Москва же – это Спиридоновка, где у подъезда встретит нас учтивый Николай, блестя глазами и слегка попахивая водочкой, торжественно потащит вещи.
Всплеснет руками красноносая Марфуша, золотые серьги дрыгнут – хлопнувши себя руками по бокам, помчится вниз – да не забыли ль на извозчике чего, да как Андрюшенька-то вырос, да сейчас сварю, да сжарю, подмету…

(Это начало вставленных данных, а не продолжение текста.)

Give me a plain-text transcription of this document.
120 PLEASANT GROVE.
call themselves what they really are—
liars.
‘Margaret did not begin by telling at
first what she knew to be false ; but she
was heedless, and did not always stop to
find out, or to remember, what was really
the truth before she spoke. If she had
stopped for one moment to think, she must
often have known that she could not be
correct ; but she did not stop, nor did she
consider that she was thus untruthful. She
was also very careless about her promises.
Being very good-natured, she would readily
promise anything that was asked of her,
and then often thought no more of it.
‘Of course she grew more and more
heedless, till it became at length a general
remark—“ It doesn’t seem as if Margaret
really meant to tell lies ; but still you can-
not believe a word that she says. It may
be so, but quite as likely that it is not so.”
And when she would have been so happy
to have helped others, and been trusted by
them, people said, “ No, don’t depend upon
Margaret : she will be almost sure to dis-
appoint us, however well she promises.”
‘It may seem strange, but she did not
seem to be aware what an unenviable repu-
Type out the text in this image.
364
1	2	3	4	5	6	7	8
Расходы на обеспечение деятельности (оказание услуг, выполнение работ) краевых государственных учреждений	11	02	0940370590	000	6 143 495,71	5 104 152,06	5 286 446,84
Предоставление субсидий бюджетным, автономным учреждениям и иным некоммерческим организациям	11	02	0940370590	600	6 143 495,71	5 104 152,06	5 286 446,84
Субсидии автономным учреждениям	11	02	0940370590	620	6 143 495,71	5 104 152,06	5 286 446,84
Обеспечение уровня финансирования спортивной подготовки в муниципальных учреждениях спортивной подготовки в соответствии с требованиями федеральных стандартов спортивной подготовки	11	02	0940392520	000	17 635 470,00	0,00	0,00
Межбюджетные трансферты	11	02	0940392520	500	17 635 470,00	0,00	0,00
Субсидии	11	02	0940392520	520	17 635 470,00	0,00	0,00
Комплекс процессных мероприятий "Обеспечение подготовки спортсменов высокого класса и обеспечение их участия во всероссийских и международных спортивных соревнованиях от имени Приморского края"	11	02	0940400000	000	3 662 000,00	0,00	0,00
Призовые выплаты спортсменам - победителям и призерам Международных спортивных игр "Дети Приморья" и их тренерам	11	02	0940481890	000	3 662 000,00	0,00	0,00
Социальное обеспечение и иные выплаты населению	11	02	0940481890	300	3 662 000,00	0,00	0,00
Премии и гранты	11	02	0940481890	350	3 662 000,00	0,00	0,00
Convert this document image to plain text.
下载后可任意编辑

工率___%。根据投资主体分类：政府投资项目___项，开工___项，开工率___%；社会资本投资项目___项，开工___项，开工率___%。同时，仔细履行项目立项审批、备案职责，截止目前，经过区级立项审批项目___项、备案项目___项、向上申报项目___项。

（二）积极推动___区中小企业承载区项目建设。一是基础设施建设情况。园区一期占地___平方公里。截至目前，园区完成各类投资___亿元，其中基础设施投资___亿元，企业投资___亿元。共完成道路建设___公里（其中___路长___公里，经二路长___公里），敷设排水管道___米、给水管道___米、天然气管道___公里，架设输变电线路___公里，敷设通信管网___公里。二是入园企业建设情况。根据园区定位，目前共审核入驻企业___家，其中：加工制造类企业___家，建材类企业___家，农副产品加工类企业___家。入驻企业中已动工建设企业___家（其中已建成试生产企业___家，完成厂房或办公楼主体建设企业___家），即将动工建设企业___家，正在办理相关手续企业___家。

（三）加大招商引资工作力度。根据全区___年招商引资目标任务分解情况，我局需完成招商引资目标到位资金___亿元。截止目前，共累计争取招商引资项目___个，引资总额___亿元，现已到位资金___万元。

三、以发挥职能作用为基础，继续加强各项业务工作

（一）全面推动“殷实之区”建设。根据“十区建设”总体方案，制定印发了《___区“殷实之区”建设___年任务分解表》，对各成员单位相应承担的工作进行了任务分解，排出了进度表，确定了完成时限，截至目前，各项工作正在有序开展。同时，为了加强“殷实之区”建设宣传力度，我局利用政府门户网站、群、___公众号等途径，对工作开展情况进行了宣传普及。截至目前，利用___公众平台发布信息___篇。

И скоро вечер, и знакомый самовар клубит в знакомой маленькой столовой, зеленеет лампа у Маркуши в кабинете, бледно-зеленоватое и золотистое мерцание Москвы вечерней в окнах его мирной комнатки. О, как мне не любить тех легких, светлых лет!
Иду, молчу и подавляю вздох. Сквозь слезы, может быть, и улыбнусь.
И я пою, как раньше, и хожу с тем же «Musique»[2], и очень мало уж теперь боюсь Ольгу Андреевну. Да и она со мною по-иному.
– Наталья, ты как будто… ты недурно стала петь.
Не знаю, то ли я окрепла, голос вырос, но действительно в ту осень мне везло. Я пела как-то у себя на Спиридоновке, на небольшой нашей вечеринке. То, что студенты хлопали, что хвалил Георгий Александрович, – все это ничего. Но почему Нилова на меня кинулась, обняла, и сквозь нечистые зубы гаркнула: «Наташка, ты счастливая родилась!», Костомарова одобрила – солидно и без аффектации? И почему зеленовато-неблагожелательная искра промелькнула в глазах Жени Андреевской?